The tongs I use to circumsize small children and animals. And the bowl next to it is celebrity style trail mix tainted with ludes so they'll stay still until I'm finished.

This is my bass guitar. I play it often. When I need to wax the strings I rub the neck between my legs until they get nice and slippery. It's the only way I can do a true mechanical slide with a piece of equipment...

And here is my back scratcher that doubles as a spanking tool. I posed with it so you can see how sexy it makes me look. That's celebrity-type hotness you fags. Bow down.

All of the things above are for sale on my "Yard Sale" blog called "Everybody thinks my shit is cool but it's all crap really." Be sure to check it out. You may have to pay postage until I get cool enough to afford sending overseas.

MY TITS

So whats the common denominator for being a celebrity blogger. Well apparently it's tits. That's right. All kinds of tits. Big tits, little tits, round tits, flat tits. Yep. In fact, if you don't snap at least ONE picture of your boobs and publish it, there's no way anybody will even visit your blog!

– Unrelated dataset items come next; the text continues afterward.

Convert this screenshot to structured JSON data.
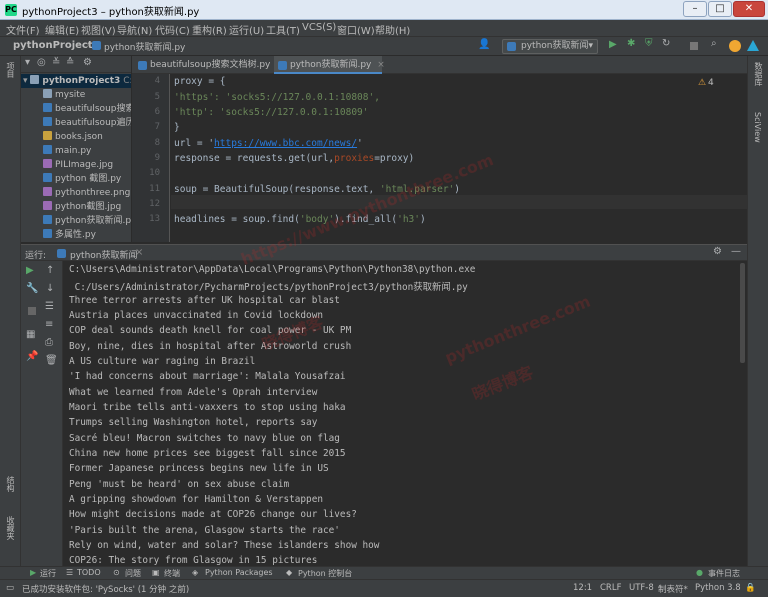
{
  "window": {
    "title": "pythonProject3 – python获取新闻.py",
    "min": "–",
    "max": "□",
    "close": "✕"
  },
  "menu": [
    "文件(F)",
    "编辑(E)",
    "视图(V)",
    "导航(N)",
    "代码(C)",
    "重构(R)",
    "运行(U)",
    "工具(T)",
    "VCS(S)",
    "窗口(W)",
    "帮助(H)"
  ],
  "nav": {
    "project": "pythonProject3",
    "file": "python获取新闻.py",
    "run_config": "python获取新闻"
  },
  "project_tree": {
    "root": "pythonProject3",
    "root_path": "C:\\U",
    "items": [
      "mysite",
      "beautifulsoup搜索文",
      "beautifulsoup遍历文",
      "books.json",
      "main.py",
      "PILImage.jpg",
      "python 截图.py",
      "pythonthree.png",
      "python截图.jpg",
      "python获取新闻.py",
      "多属性.py"
    ]
  },
  "tabs": [
    "beautifulsoup搜索文档树.py",
    "python获取新闻.py"
  ],
  "editor": {
    "warnings": "4",
    "line_numbers": [
      "4",
      "5",
      "6",
      "7",
      "8",
      "9",
      "10",
      "11",
      "12",
      "13"
    ],
    "line1": "proxy = {",
    "line2_key": "'https'",
    "line2_val": ": 'socks5://127.0.0.1:10808',",
    "line3_key": "'http'",
    "line3_val": ": 'socks5://127.0.0.1:10809'",
    "line4": "}",
    "line5_a": "url = '",
    "line5_url": "https://www.bbc.com/news/",
    "line5_b": "'",
    "line6_a": "response = requests.get(url,",
    "line6_kw": "proxies",
    "line6_b": "=proxy)",
    "line8_a": "soup = BeautifulSoup(response.text, ",
    "line8_s": "'html.parser'",
    "line8_b": ")",
    "line10_a": "headlines = soup.find(",
    "line10_s1": "'body'",
    "line10_b": ").find_all(",
    "line10_s2": "'h3'",
    "line10_c": ")"
  },
  "run": {
    "label": "运行:",
    "tab": "python获取新闻",
    "cmd1": "C:\\Users\\Administrator\\AppData\\Local\\Programs\\Python\\Python38\\python.exe",
    "cmd2": " C:/Users/Administrator/PycharmProjects/pythonProject3/python获取新闻.py",
    "output": [
      "Three terror arrests after UK hospital car blast",
      "Austria places unvaccinated in Covid lockdown",
      "COP deal sounds death knell for coal power - UK PM",
      "Boy, nine, dies in hospital after Astroworld crush",
      "A US culture war raging in Brazil",
      "'I had concerns about marriage': Malala Yousafzai",
      "What we learned from Adele's Oprah interview",
      "Maori tribe tells anti-vaxxers to stop using haka",
      "Trumps selling Washington hotel, reports say",
      "Sacré bleu! Macron switches to navy blue on flag",
      "China new home prices see biggest fall since 2015",
      "Former Japanese princess begins new life in US",
      "Peng 'must be heard' on sex abuse claim",
      "A gripping showdown for Hamilton & Verstappen",
      "How might decisions made at COP26 change our lives?",
      "'Paris built the arena, Glasgow starts the race'",
      "Rely on wind, water and solar? These islanders show how",
      "COP26: The story from Glasgow in 15 pictures"
    ]
  },
  "side": {
    "left_top": "项目",
    "left_struct": "结构",
    "left_fav": "收藏夹",
    "right_db": "数据库",
    "right_sciview": "SciView"
  },
  "bottom_tabs": [
    "运行",
    "TODO",
    "问题",
    "终端",
    "Python Packages",
    "Python 控制台"
  ],
  "event_log": "事件日志",
  "status": {
    "message": "已成功安装软件包: 'PySocks' (1 分钟 之前)",
    "position": "12:1",
    "line_sep": "CRLF",
    "encoding": "UTF-8",
    "indent": "制表符*",
    "interpreter": "Python 3.8"
  },
  "watermarks": [
    "https://www.pythonthree.com",
    "晓得博客",
    "pythonthree.com",
    "晓得博客"
  ],
  "colors": {
    "string": "#6a8759",
    "keyword": "#cc7832",
    "url": "#287bde",
    "accent": "#4a88c7"
  }
}
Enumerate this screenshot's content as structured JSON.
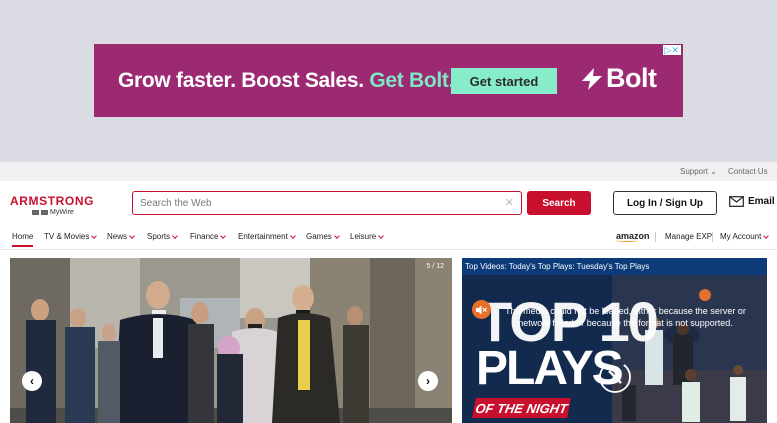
{
  "ad": {
    "headline_part1": "Grow faster. Boost Sales.",
    "headline_part2": "Get Bolt.",
    "cta": "Get started",
    "brand": "Bolt",
    "adchoice": "▷✕"
  },
  "topbar": {
    "support": "Support ⌄",
    "contact": "Contact Us"
  },
  "header": {
    "logo_brand": "ARMSTRONG",
    "logo_sub": "MyWire",
    "search_placeholder": "Search the Web",
    "search_button": "Search",
    "login_button": "Log In / Sign Up",
    "email_label": "Email"
  },
  "nav": {
    "items": [
      {
        "label": "Home"
      },
      {
        "label": "TV & Movies"
      },
      {
        "label": "News"
      },
      {
        "label": "Sports"
      },
      {
        "label": "Finance"
      },
      {
        "label": "Entertainment"
      },
      {
        "label": "Games"
      },
      {
        "label": "Leisure"
      }
    ],
    "amazon": "amazon",
    "manage_exp": "Manage EXP",
    "my_account": "My Account"
  },
  "hero": {
    "counter": "5 / 12",
    "prev": "‹",
    "next": "›"
  },
  "video": {
    "title": "Top Videos: Today's Top Plays: Tuesday's Top Plays",
    "error": "The media could not be loaded, either because the server or network failed or because the format is not supported.",
    "art_top": "TOP 10",
    "art_plays": "PLAYS",
    "art_night": "OF THE NIGHT"
  },
  "colors": {
    "brand_red": "#c8102e",
    "ad_bg": "#9c2a73",
    "ad_accent": "#86ecc9",
    "video_title_bg": "#0d3b7a"
  }
}
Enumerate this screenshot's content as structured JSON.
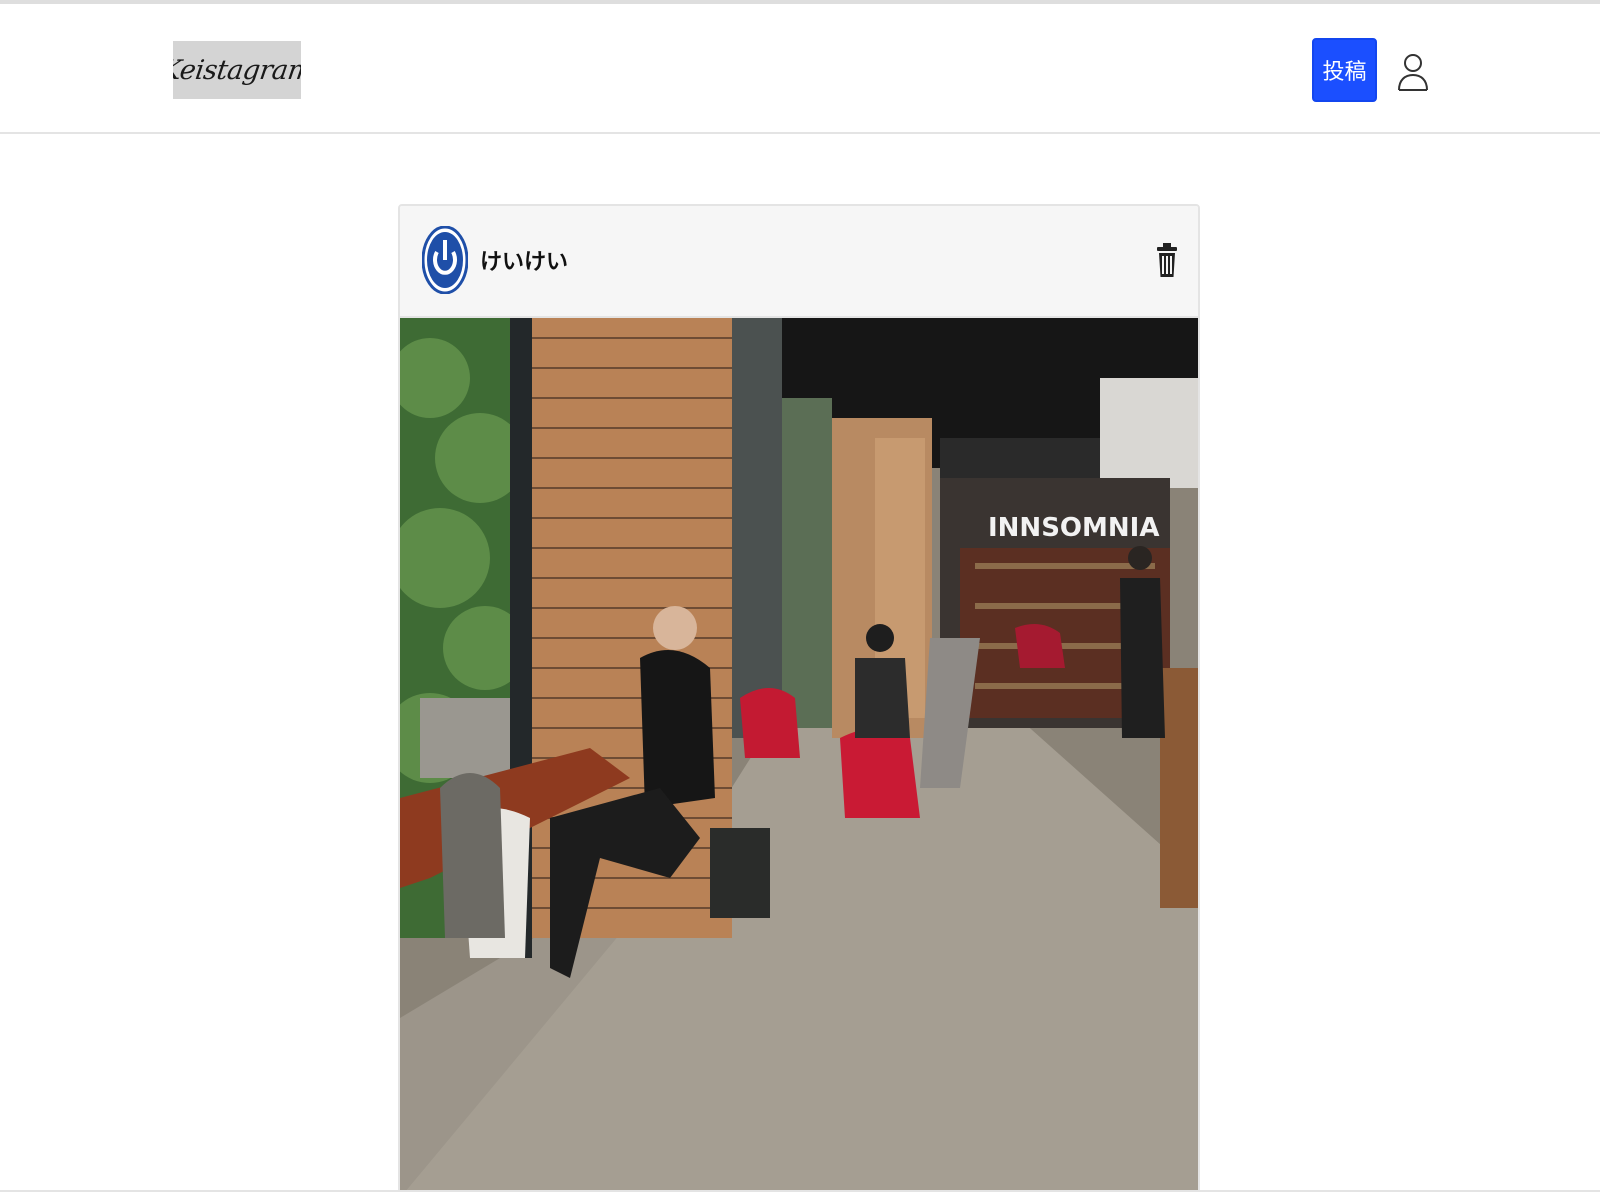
{
  "header": {
    "logo_text": "Keistagram",
    "post_button_label": "投稿",
    "user_icon": "user-icon"
  },
  "post": {
    "username": "けいけい",
    "avatar_icon": "power-logo-avatar",
    "delete_icon": "trash-icon",
    "photo": {
      "description_sign": "INNSOMNIA"
    }
  },
  "colors": {
    "accent": "#1b4fff",
    "avatar_blue": "#1f4fa8",
    "border": "#e4e4e4",
    "card_header_bg": "#f6f6f6"
  }
}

I bet you didn't know that?
Well, it took a lot of research and shitty drama type comments to pick through before I decided that I should absolutely go ahead an thwart shyness and show my "Boys" so I can make the grade.


My ultimate goal is that somebody will put a shitty comment up here about how terrible and old they look so we can have some really great blog drama like the celebrities do!!!